CHIETI. Pur di uscire di galera sarebbe disposto anche ad indossare il braccialetto elettronico l’allenatore di baseball accusato di violenza sessuale aggravata a danno di minori, Riccardo Furgiuele....

CHIETI. Pur di uscire di galera sarebbe disposto anche ad indossare il braccialetto elettronico l’allenatore di baseball accusato di violenza sessuale aggravata a danno di minori, Riccardo Furgiuele. Il suo avvocato, Luigi Antonangeli, ha discusso giovedì pomeriggio la domanda di scarcerazione davanti al Tribunale del Riesame che ha tempo fino a giovedì prossimo per decidere.
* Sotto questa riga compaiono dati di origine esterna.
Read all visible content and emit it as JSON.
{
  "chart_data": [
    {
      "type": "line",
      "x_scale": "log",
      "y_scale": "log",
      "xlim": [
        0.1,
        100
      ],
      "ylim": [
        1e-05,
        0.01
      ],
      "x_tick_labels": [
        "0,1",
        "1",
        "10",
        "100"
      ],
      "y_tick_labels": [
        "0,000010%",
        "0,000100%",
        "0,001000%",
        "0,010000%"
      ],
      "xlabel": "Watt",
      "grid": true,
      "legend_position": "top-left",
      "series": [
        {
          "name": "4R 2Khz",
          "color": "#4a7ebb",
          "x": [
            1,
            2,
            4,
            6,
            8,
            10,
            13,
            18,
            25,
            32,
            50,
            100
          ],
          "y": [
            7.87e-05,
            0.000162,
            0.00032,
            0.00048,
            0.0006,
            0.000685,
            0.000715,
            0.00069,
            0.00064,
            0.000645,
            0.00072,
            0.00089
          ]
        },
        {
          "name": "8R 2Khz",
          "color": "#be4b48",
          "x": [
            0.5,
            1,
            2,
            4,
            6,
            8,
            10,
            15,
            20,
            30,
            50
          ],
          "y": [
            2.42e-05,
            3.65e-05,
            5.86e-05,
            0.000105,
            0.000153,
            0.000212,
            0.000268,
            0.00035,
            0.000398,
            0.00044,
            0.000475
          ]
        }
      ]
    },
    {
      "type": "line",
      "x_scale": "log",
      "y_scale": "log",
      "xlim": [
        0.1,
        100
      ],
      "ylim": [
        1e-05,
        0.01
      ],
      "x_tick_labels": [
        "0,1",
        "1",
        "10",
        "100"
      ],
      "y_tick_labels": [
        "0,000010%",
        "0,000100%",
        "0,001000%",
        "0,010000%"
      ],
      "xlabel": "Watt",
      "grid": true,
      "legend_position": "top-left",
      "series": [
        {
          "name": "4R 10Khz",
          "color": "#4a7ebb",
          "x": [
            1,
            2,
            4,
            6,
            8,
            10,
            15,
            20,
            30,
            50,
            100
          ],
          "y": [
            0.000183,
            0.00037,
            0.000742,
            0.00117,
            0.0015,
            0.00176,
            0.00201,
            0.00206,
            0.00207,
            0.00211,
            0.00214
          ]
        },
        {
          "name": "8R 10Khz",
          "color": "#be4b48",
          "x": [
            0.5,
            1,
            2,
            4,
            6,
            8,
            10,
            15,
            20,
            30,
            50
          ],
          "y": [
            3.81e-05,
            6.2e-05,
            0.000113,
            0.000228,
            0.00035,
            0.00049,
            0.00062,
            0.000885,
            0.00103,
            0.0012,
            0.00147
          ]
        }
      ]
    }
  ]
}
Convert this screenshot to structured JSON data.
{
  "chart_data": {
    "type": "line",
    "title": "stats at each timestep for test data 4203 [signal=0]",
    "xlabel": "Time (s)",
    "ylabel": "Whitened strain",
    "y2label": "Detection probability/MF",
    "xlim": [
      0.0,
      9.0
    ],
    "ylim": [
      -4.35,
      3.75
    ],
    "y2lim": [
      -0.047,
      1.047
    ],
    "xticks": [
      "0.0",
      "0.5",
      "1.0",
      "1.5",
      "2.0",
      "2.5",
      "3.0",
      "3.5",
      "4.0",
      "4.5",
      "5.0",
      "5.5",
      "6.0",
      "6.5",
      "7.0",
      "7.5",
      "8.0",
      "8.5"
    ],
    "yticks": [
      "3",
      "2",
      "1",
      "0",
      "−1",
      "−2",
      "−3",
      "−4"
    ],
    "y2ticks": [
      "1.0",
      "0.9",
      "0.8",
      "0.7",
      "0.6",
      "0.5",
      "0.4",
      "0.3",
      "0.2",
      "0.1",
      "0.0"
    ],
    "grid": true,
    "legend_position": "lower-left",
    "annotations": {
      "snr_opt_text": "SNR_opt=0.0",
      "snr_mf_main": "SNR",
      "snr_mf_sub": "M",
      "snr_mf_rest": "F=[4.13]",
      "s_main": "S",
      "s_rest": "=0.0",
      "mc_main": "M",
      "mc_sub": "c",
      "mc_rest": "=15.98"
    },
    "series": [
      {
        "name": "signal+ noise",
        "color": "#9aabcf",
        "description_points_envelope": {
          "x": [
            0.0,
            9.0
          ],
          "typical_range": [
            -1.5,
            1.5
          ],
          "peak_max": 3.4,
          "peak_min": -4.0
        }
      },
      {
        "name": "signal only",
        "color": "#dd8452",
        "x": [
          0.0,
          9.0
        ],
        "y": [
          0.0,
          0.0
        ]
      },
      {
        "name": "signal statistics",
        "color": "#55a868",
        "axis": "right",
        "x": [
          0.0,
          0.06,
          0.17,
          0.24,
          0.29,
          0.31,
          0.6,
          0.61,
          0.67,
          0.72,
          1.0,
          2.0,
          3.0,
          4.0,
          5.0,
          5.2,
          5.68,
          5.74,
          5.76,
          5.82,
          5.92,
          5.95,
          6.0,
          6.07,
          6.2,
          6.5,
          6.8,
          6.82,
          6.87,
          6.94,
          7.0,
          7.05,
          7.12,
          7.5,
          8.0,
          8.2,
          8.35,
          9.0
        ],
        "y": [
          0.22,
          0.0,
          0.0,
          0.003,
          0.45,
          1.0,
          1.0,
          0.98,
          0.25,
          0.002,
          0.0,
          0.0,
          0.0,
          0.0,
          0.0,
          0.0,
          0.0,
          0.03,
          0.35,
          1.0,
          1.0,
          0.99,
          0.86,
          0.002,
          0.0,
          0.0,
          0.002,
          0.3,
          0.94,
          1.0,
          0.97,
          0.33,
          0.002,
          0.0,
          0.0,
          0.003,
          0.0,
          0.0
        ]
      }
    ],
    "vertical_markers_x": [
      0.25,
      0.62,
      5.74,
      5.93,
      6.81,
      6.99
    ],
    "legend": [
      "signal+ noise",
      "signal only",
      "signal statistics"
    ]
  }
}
L’allenatore di 51 anni di San Giovanni Teatino è accusato di aver abusato dei ragazzini della sua squadra di baseball. Tutti di meno di 13 anni, il più piccolo di otto anni. L’inchiesta condotta dalla squadra mobile della questura teatina, diretta da Francesco Costantini, e coordinata dal procuratore Giuseppe Falasca, è partita da tre casi accertati. Ma, indagando, i casi sembrerebbero diventati già il doppio.

Nell’udienza di giovedì pomeriggio, però, l’avvocato Antonangeli non ha voluto sofferfarmi sui gravi indizi di colpevolezza che hanno chiuso il suo cliente nel penitenziario di Madonna del Freddo, preferendo insistere sulla tesi per la quale la misura cautelare dei domiciliari avrebbe potuto assicurare comunque le esigenze cautelari. «Il reato di cui è accusato il mio assistito», ha detto infatti l’avvocato, «è legato a determinati luoghi. Essendo costretto a casa, anche magari con un braccialetto elettronico, senza la possibilità di comunicare, non potrebbe né reiterare il reato, né inquinare eventuali prove». In base a questo ragionamento, l’avvocato ha concluso dicendo di essere fiducioso su un possibile accoglimento della richiesta di scarcerazione. (a.i.)